In order to attract new and retain existing customers, you also need to dedicate resources and invest into building strong, long-term business relationships that help people see the value and achieve their goals with a product or service.
But there’s more to it than just responding to emails on time, sending email marketing campaigns with discounts or being polite on the phone.
Just like personal relationships, relationships in business take long time to develop, and usually require a process that turns every touchpoint with a customer into an opportunity for communication, trust, and mutual growth.
To put it simply – to be successful, businesses need to establish positive relationships with customers.
Why do business relationships matter?
Creating a relationship with both new and potential customers allows businesses to offer a more personalized and enticing customer experience.
And it is exactly the quality of the experience you offer that will determine whether of not you’ll establish long-term business success
In a recent study, 86% of customers claim their experiences are just as important as the actual product or service they purchase.
This means businesses are not only required to provide products or services their customers need, but they also must also deliver a great end-to-end experience across every touchpoint.
Relationships metrics: ROI vs ROR
We all have heard about Return on Investment (ROI) – a performance metric used to evaluate the effectiveness of money being spent and the profit that it yields.
If we look from a relationship perspective, a new and more effective term can be of use – Return on Relationship (ROR). It can provide deeper insights on the effectiveness of a business’ personality and its ability to connect with people.
Ted Rubin, a leading social marketing strategist and CMO of Photofy, defines ROI and ROR as follows:
“ROR (Return on Relationship) is the value accrued by a person or a brand due to nurturing a relationship. ROI (Return on Investment) is simple dollars and cents. ROR is the value (perceived and real) that will accrue over time through loyalty, recommendations, and sharing.”
And it is ROR that puts an emphasis on building positive relationships.
How to calculate Return on Relationship
Calculating ROR doesn’t require complex analytics. Instead, you can use a simple formula to determine how successful your business is at generating referrals or repeat business.
Use this simple calculation to calculate your ROR.
First, calculate the total number of customers who have purchased from you.
Next, determine how many of those customers you have helped over the past 12 months.
Then, from those people you have helped, determine which came to you as a referral, or were repeat customers.
Finally, divide the the total number of people you helped in the past 12 months by total number of referrals or repeat customers.
Here’s an example of this calculation:
Calculating your company's ROR is a simple way to visualize your relationship-building efforts.
For example, if you have a high ROR percentage, it indicates how often you provide value to your customer and how successful you are at nurturing strong business relationships. In contrast, a low ROR percentage implies that there are opportunities to improve existing relationships with your customer base.

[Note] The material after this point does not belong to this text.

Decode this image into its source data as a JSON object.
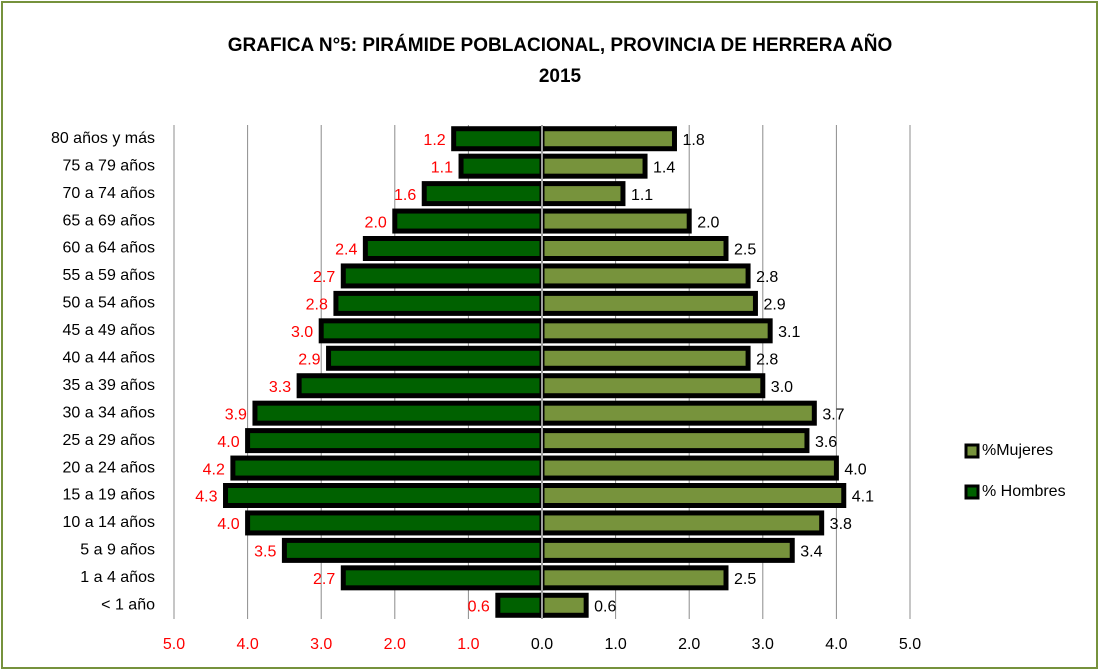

Ultimately, the more customers you help, the higher your ROR.
To dig deeper into your company's ROR, consider the areas of your business that interacts closely with your customers:
Are you using social media to drive engagement?
Do you send emails that address your customer's needs?
Does your content encourage readers to share with their network?
Do you listen to your customers and respond quickly with a solution?
There are many variables you can use to calculate ROR and visualize your effectiveness. In most cases, a high ROR can be defined as a higher rate of loyal customers who are willing to support your business via word-of-mouth marketing. So, if you end up calculating a low ROR, think of it as an opportunity to improve customer touchpoints throughout your sales, marketing, and support teams.
Ultimately, your ROR is a reflection of the positive relationships you create between your business and your customers.